Cleo continued with a poem about her walk to work, interspersed with a beautiful sung refrain of “Oh Morning Walk, Oh Morning Walk...” which is still buried in my brain. I recognised her landmarks; the homeless people she sees daily, the street names and stressed-out suits trapped in the daily grind. Her “Bakery Blues” was hilarious and melancholy in equal measures; making fun of posh southern students hungry for Pan Au Chocolate at ungodly hours.

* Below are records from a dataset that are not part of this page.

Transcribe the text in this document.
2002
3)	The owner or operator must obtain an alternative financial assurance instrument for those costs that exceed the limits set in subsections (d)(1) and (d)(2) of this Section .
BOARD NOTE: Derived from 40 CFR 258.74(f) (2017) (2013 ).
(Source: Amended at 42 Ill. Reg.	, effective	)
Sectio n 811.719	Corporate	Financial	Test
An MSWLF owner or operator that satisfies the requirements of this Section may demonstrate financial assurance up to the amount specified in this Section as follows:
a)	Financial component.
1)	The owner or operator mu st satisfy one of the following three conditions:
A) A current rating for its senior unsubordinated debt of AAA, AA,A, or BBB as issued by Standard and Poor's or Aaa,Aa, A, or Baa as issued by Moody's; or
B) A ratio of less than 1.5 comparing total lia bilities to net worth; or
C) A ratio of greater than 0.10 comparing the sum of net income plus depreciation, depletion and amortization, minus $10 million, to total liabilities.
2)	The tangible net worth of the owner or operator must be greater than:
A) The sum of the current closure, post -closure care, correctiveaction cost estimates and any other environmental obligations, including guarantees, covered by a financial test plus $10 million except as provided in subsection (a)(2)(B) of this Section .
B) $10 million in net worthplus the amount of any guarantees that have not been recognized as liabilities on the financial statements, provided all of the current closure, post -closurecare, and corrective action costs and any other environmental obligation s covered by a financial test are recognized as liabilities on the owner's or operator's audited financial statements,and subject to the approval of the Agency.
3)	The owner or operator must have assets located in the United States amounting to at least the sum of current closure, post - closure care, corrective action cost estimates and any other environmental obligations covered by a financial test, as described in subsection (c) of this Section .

Her poems encouraged us to imagine a world where we are less uptight and inhibited, freer to express our true selves.

Lastly, Hollie McNish made her way to the stage and immediately put us at ease with her universal charm. Hollie is effortlessly funny, self-deprecating and humble – she got the whole room on her side within seconds. She mixed poems with stand-up-like anecdotes, cracking us up with a story about her granny confiding in her that she was “so fucking bored of Christmas”. Her honesty about family, sex and motherhood kept us enthralled.

Uncomfortable subjects became easy to laugh at, without lessening their impact. “Breasts” laid bare the strangeness of swapping between being a mother and a lover. From wearing three different t-shirts (Participatory, Non-Participatory and No) to sleeping in the corridor between baby and partner, there were plenty of “if I don’t laugh, I’ll cry” moments.

After a pick of her earlier poems, Hollie read from her latest book “Plum”. A collection of poems from childhood to adulthood, she could not resist telling us how its 50-year-old male editor (a nature fan) had looked forward to her poem “Thrush”. The audience shook with laughter at “Yanking” – a retelling of her friend’s ill-fated experience with an unlucky willy. “Your divorce party was better than your wedding, that guy we never liked wasn’t invited.” melded with her trying to make herself cry during a wedding dress-shopping trip.

Unlike the smug couple in her poem about “Grand Designs”, Hollie’s work feels genuinely adventurous and brave. I left a solid convert and look forward to sharing her sometimes rude, always warm stories with anyone who needs a bit of cheering up.